Saturday, November 14, 2009

Together, Alone

Leaves skittering in the trees on a starlit walk home. Woke up feeling all broken promises and raw nerves; pulled sinews and sad reclusiveness. Bandied about like the threatening snow flakes on a November wind: “Is it time, am I meant to be here, what was I supposed to be doing?”

Sometimes, I miss my friends. The old ones I fell in love with at age ten, the ones who worried with me about getting into trouble, the ones that came paired with a mom you couldn’t avoid if you wanted to see them. I love the memory of those friends like the cat on my lap, and curl the soft spots around my fingers as the recollection purrs into life. Still feeling connected to girls from long ago, tied at the belly, while sharing experiences without each other, like turning on the same music miles apart. She’s there like a first love, pocketed away in tenderness, the little pains she may be feeling tingling down the wire to my own fingertips.

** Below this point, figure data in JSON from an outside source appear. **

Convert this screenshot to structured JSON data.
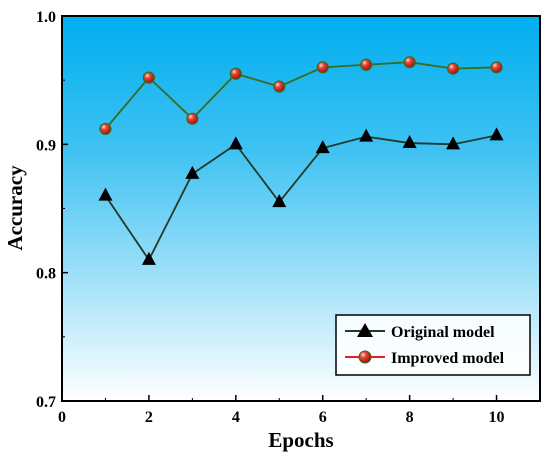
{
  "chart_data": {
    "type": "line",
    "title": "",
    "xlabel": "Epochs",
    "ylabel": "Accuracy",
    "xlim": [
      0,
      11
    ],
    "ylim": [
      0.7,
      1.0
    ],
    "xticks": [
      0,
      2,
      4,
      6,
      8,
      10
    ],
    "yticks": [
      0.7,
      0.8,
      0.9,
      1.0
    ],
    "xtick_labels": [
      "0",
      "2",
      "4",
      "6",
      "8",
      "10"
    ],
    "ytick_labels": [
      "0.7",
      "0.8",
      "0.9",
      "1.0"
    ],
    "grid": false,
    "legend_position": "bottom-right",
    "background": {
      "gradient_top": "#00AEEF",
      "gradient_bottom": "#FFFFFF"
    },
    "x": [
      1,
      2,
      3,
      4,
      5,
      6,
      7,
      8,
      9,
      10
    ],
    "series": [
      {
        "name": "Original model",
        "values": [
          0.86,
          0.81,
          0.877,
          0.9,
          0.855,
          0.897,
          0.906,
          0.901,
          0.9,
          0.907
        ],
        "line_color": "#1f3b2a",
        "marker": "triangle",
        "marker_color": "#000000"
      },
      {
        "name": "Improved model",
        "values": [
          0.912,
          0.952,
          0.92,
          0.955,
          0.945,
          0.96,
          0.962,
          0.964,
          0.959,
          0.96
        ],
        "line_color": "#3a6b1a",
        "marker": "sphere",
        "marker_color": "#d9252a",
        "marker_edge": "#3a6b1a"
      }
    ]
  }
}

Little mystery in a person I’ve been without for eight years. Happy to still know her, somewhere.

I don’t seem to want to make something so terribly dramatic anymore. More interested now in humanity’s communal, half-conscious struggle, the connectedness between our vastness - we’re all answering the question, one breath at a time, what is the meaning of life? How regular is existence, yet how fraught with possibilities. Potential, hope. I put hope in the hope of men. Pray we all embrace the help to fulfill those hopes, whenever it may find us. Choice, awareness. I choose the power of choice. Pray we all use this power, in self-fulfilling awareness, to better the life we are given.

Never alone, though skittering and rattling on boughs of our own making. Shaking in the wind that must touch us all, remembering the memory of ourselves, buried down deep in the sap of another. Blessed are the little mysteries we’re meant to learn from each other; happy we can all be, if we can forget to feel alone.